I am very confused about results of cufflinks-cuffdiff and only cuffdiff. When I use the first approach (cufflinks-cuffdiff) to detect diferrencial expresion in a data set of Drosophila, the diferential expresed genes are differents that when I use only cuffdiff.
even some genes are not TESTED using one approach or the other. This is very worrying since biological interpretation will depend of the us approach
Example (cufflinks-cuffdiff)
XLOC_008606 CecA1 NT_033777.3:30210873-30211273 sin_spiro con_spiro OK 3.65287 51.0277 3.80418 2.83677 5.00E-05 0.0155562 yes
XLOC_008607 CecA2 NT_033777.3:30212155-30212568 sin_spiro con_spiro OK 2.47732 32.7192 3.72329 2.62197 0.0001 0.0284457 yes
XLOC_009396 Cpr47Eg NT_033778.4:11277946-11278762 sin_spiro con_spiro OK 14.2928 113.849 2.99375 2.89525 5.00E-05 0.0155562 yes
(cuffdiff)
gene17163 gene17163 CecA1 NT_033777.3:30210873-30211273 sin_spiro con_spiro NOTEST 0 0 0 0 1 1 no
gene17165 gene17165 CecA2 NT_033777.3:30212155-30212568 sin_spiro con_spiro NOTEST 0 0 0 0 1 1 no
gene7138 gene7138 Cpr47Eg NT_033778.4:11277956-11278445 sin_spiro con_spiro NOTEST 0 0 0 0 1 1 no
But, for example in the case of CecA1 they even have te same positions using cufflinks-cuffdiff that only cuffdiff ( NT_033777.3:30210873-30211273), I would expect for CecA1 at least similar numbers of mapped sequences.
Thank you
We have to keep the coordinates for genes separate from the coordinates of transcripts. The only statement that we can infer is that the transcript comes from within the gene coordinates. But the gene coordinates tell us very little about the transcript coordinates.

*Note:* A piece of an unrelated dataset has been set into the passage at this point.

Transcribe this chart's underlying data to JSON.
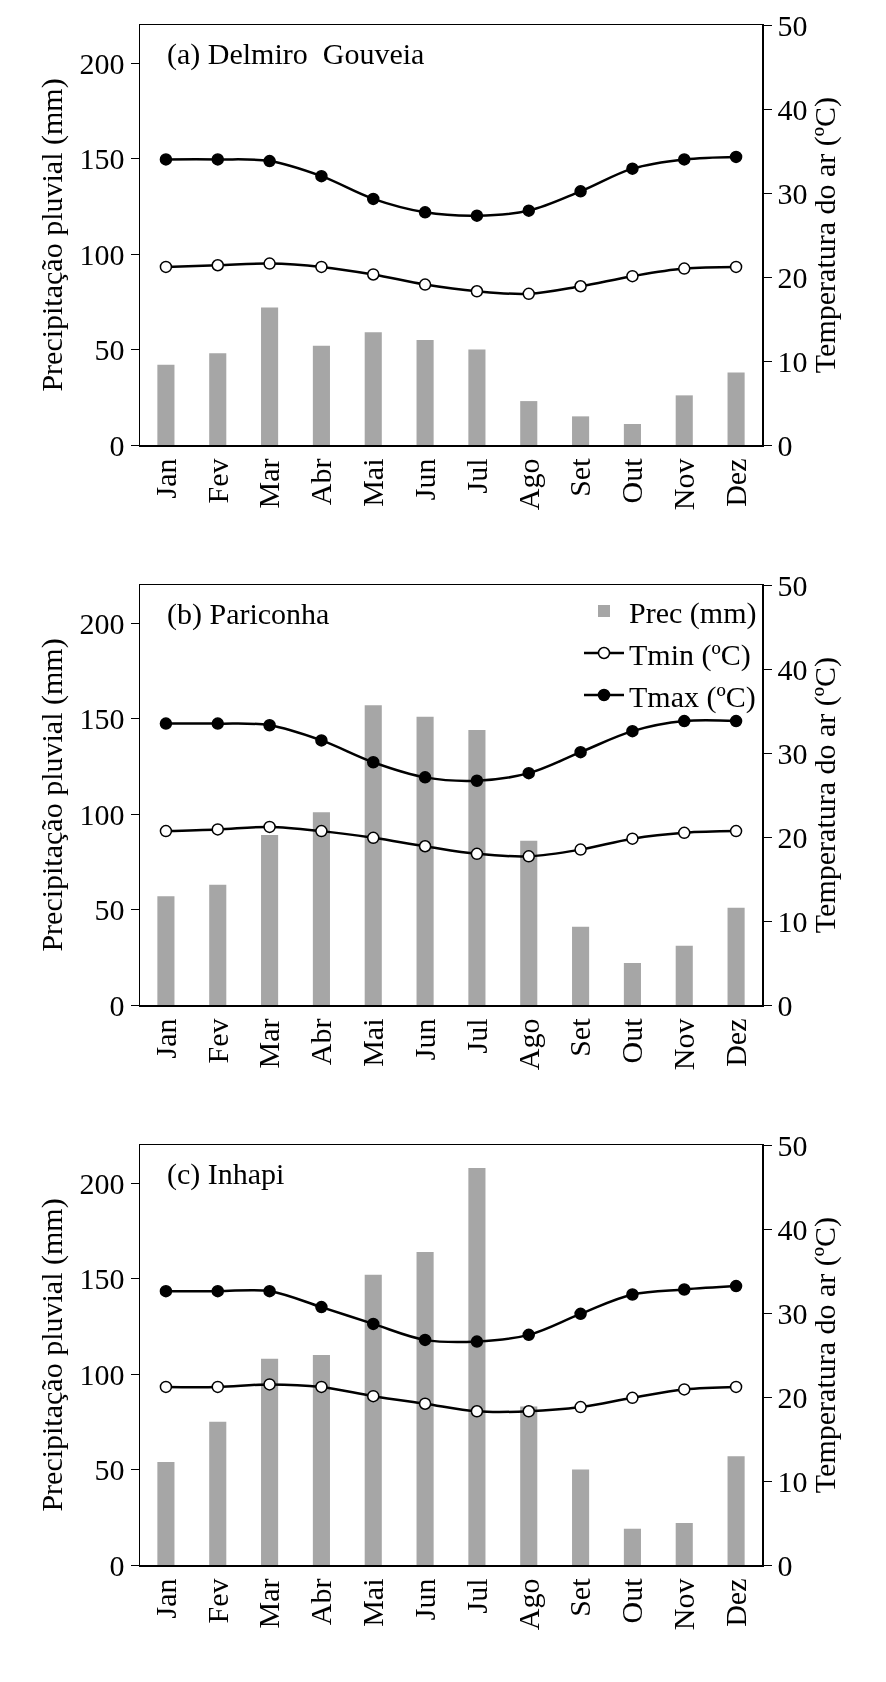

If most reads map to a region that is not annotated as an exon in the original GFF then those won't be counted (at least shouldn't be counted) at gene level with cuffdiff. But once you do annotate them with cufflinks then, the same cuffdiff process will count them differently.
Use IGV and line up the transcript coordinates for the Cufflinks and the original GFF files and there is a good chance the former has regions that are missing from the latter that would explain the difference.
Thank you for your response, so in your experience Do you think that is better use cufflinks- cuffdiff than only cuffdiff?. In the beginning I decided use cuffdiff since I am working with Drosophila and it seem to be a well-annotated organism.
The choice needs to be made based on the phenomena under study - for example, once you establish that there is indeed a novel transcript variant then it makes sense to use that.
Though clearly when doing so there will be a higher burden of proof as one now needs to both establish that the new transcript does indeed exists and then that it expresses differentially.